The New Brunswick Performing Arts Center in New Brunswick — Courtesy: New Brunswick Development Corp.
We’re trained as journalists to cut through all of the platitudes and proclamations that we often hear at groundbreakings and ribbon-cutting ceremonies. But that’s not to say that a developer or a public official can’t be genuine, memorable or insightful in prepared remarks.
New Brunswick Mayor Jim Cahill is a case in point when it comes to how he describes the not-for-profit New Brunswick Development Corp., or Devco.
“The diversity of Devco’s portfolio demonstrates its enormous talent,” Cahill said in September 2019, as the developer marked the debut of the landmark, $172 million New Brunswick Performing Arts Center. “Each project may be unique, but each has followed the same Devco path: uncanny preparation, an ability to cull together the financing necessary to accomplish projects others would find impossible to undertake and a driving focus to execute the plan no matter the challenges confronted — always on budget and on time.”
Cahill’s remarks have stuck with me more than two years later, largely because I’ve spent a decade watching Devco tackle some of the state’s largest, most ambitious redevelopment projects with complex capital stacks and broad coalitions of stakeholders. It’s a topic that we feature in this month’s cover story, which follows a year in which the organization broke ground on more than $1.5 billion worth of development. That makes it all the more timely for us to highlight an operation that is seemingly unlike any other developer in New Jersey.

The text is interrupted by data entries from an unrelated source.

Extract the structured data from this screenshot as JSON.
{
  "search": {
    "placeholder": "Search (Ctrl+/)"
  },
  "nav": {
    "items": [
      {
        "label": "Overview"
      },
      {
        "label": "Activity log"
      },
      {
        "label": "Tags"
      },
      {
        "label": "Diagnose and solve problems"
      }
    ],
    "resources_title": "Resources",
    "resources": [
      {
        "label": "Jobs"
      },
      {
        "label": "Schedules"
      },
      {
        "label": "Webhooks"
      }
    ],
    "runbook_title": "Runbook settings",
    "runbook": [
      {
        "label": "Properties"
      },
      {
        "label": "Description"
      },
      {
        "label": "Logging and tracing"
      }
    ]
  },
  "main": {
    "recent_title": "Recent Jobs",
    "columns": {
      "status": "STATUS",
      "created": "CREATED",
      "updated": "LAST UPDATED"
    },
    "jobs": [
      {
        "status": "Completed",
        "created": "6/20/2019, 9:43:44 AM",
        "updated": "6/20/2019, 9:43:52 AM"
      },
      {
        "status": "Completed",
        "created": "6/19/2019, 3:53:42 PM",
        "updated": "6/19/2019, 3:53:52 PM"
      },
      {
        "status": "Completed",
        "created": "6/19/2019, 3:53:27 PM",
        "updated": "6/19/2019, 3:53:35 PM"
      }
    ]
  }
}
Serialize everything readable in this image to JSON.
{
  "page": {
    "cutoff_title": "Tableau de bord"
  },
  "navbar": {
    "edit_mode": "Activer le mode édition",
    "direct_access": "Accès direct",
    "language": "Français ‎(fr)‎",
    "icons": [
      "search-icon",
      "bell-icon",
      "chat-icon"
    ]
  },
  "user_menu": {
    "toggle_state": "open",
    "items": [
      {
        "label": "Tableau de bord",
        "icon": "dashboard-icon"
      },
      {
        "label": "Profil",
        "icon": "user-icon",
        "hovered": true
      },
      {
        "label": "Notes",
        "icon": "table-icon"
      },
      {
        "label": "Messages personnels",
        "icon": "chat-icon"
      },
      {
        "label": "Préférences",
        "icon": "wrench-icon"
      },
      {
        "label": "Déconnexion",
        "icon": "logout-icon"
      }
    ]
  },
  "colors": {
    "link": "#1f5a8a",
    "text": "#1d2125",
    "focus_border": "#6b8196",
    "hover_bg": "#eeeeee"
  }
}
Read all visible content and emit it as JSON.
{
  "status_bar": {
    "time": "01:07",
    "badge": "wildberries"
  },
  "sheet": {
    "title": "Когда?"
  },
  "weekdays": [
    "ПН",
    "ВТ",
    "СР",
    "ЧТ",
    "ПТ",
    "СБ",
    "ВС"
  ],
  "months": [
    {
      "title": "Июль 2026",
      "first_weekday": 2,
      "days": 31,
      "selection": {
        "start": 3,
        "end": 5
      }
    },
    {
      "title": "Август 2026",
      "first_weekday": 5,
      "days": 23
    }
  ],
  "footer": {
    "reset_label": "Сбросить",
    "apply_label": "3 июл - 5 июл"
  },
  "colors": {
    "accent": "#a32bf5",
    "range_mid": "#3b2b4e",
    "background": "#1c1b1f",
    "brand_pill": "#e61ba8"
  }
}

Elsewhere in this issue, we detail how a West Orange-based firm is capitalizing on the “overheated” market for medical office space. Fast-growing investor demand has provided a new opportunity and new considerations for Atkins Cos., a multigenerational business that has owned and developed health care real estate since the 1970s, but rarely sells. It’s now reversing course with select assets — with values as high as they’ve been in 40 years — and is now searching for more opportunistic, value-add deals as it continues to invest in the sector.
Our December edition also highlights an eye-opening program hosted by NAIOP New Jersey, where panelists took stock of the office market as companies continue to mull their return-to-work strategies. While uncertainty remains, even almost two years into the public health crisis, the event provided a healthy dose of optimism for those on hand, who heard a Jersey City-based tech entrepreneur describe why he leased 32,000 square feet mid-pandemic. The company, Apprentice.io, has built software that helped manufacture the COVID-19 vaccine, fueling its intense growth over the past 18 months and a six-fold expansion of its team during that time. It all served as a reminder to CEO Angelo Stracquatanio that, “when you’re going through that much growth … there are just some things you can’t do over Zoom.” It bodes well for the office market, even if it remains to be seen how most tenants change their approach to the physical workplace.
You can read those stories and more in this month’s issue. As we close out another year — our fifth since we launched Real Estate NJ — thank you to everyone who continues to read and support our growing publication. Enjoy the issue, happy holidays and best of luck in 2022!